Mungkin saja ia terburu-buru, mengejar jam terbang pesawat untuk kembali ke kotanya, pikirku. Di lain waktu, awal pindah kami, saat mendaftar di dewan kota, seorang pemuda yang ternyata asal negeri jiran mendekatiku, “assalamu’alaykum…muslimah kan…?”, katanya. Kujawab salamnya, lalu kupanggil suamiku yang tengah antri di daftar registrasi, maka kami semua berkenalan dengan sohib tersebut.

Juga beberapa bulan lalu, tatkala seorang bapak tua, ternyata berasal dari jazirah arab, di tram ia mendekatiku, “excuse me… muslimah?”, saya jawab, iya, tentu saja. “Allahu Akbar! me too, Take care…”, katanya seraya melambai turun tangga karena tiba di stasiun tujuannya. Sapaan kecil seperti itu, secuil dan dalam waktu yang pendek, namun mampu menghibur hatiku. Betapa bahagianya mengetahui di kota kecil sudut eropa timur yang dulunya mayoritas komunis atheis dan katholik, ternyata sudah banyak penghuni muslim walaupun masih terpencar-pencar di berbagai tempat.

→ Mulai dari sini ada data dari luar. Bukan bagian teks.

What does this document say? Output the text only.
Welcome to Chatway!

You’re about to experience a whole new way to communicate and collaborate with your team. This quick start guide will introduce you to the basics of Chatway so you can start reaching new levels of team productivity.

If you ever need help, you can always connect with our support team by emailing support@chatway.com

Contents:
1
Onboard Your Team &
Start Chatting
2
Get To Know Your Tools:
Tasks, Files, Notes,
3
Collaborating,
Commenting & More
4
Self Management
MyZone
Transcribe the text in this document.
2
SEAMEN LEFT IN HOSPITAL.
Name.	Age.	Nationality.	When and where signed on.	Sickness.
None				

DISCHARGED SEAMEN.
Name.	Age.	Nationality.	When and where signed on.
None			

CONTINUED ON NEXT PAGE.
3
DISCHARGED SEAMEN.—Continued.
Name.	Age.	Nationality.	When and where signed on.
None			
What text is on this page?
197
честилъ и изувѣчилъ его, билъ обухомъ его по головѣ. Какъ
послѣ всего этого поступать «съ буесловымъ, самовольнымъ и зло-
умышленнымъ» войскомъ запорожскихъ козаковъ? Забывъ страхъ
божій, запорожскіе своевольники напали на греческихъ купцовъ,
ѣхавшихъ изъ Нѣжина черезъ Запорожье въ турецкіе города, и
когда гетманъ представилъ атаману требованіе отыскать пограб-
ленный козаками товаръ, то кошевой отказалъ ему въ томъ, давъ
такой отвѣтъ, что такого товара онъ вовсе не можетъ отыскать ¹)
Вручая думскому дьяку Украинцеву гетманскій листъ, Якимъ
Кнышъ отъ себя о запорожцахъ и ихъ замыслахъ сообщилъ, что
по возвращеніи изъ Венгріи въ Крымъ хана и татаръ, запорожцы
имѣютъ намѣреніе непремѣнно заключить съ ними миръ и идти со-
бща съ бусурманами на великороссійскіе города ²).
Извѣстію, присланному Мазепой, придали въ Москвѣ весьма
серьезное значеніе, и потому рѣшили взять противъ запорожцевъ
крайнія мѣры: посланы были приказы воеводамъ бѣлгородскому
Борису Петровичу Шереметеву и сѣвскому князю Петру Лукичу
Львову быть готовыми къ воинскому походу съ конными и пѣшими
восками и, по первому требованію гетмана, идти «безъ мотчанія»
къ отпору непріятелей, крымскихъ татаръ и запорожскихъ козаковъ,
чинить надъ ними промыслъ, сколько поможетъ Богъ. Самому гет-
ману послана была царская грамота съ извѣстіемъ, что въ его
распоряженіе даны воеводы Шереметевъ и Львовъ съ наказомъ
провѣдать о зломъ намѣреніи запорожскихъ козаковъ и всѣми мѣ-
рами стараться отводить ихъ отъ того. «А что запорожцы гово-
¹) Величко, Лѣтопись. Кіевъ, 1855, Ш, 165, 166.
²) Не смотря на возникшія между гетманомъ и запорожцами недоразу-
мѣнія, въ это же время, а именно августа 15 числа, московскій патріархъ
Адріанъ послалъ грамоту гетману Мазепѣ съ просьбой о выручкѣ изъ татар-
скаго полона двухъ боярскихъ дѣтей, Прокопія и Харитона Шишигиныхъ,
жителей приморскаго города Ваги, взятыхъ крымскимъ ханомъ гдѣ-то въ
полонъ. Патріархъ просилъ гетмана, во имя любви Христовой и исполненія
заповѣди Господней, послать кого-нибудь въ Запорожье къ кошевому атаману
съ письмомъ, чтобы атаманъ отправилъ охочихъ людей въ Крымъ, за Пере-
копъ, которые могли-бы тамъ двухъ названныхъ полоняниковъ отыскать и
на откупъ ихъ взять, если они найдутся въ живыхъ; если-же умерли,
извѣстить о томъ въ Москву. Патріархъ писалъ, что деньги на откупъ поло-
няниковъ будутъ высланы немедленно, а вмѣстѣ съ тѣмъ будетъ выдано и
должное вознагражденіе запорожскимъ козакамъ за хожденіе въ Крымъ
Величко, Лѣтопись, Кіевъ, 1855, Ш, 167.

Jika teringat masa-masa di kampus, jadi malu hati ini, betapa lucunya kalau sholat di masjid kampus namun sering tidak berkenalan dengan teman di samping, padahal dalam satu shaf! Astaghfirrulloh…Mungkin karena di Indonesia sudah terlalu kondusif, suasana masyarakat muslim yang menang dalam kuantitas menjadikan nurani terbiasa ikut sibuk dengan aktivitas harian, mengenyampingkan tegur sapa dengan saudara seiman. Ditambah lagi banyaknya fitnah dan modus kejahatan termasuk modus hipnotis dengan menyapa atau menyentuh tangan atau bahu dalam tindak kejahatan, maka jika di negara kita, tegur sapa malah dianggap “PDKT” yang mencurigakan.

Ustadz kami pun pernah menggeleng-gelengkan kepala, “kalian tidak tau siapa teman yang ada di samping kalian pada saat sholat dzuhur berjamaah tadi? Yah kalau tidak kenal, kenalan donk… waduuh… jangan-jangan senyum pun enggan yah, bagaimana mau bersatu nih generasi kalau satu shaf saja tidak saling kenal…?”, alasan yang sering kita pakai adalah malu, sedang terburu-buru atau malas bahkan mungkin sedang bad-mood.

Padahal, kita sudah sering membaca ayatNYA, “Hai manusia, sesungguhnya Kami menciptakan kamu dari seorang laki-laki dan seorang perempuan dan menjadikan kamu berbangsa-bangsa dan bersuku-suku supaya kamu saling kenal-mengenal. Sesungguhnya orang yang paling mulia di antara kamu di sisi Allah ialah orang yang paling bertakwa di antara kamu. Sesungguhnya Allah Maha Mengetahui lagi Maha Mengenal”, (QS. Al Hujurat : 13)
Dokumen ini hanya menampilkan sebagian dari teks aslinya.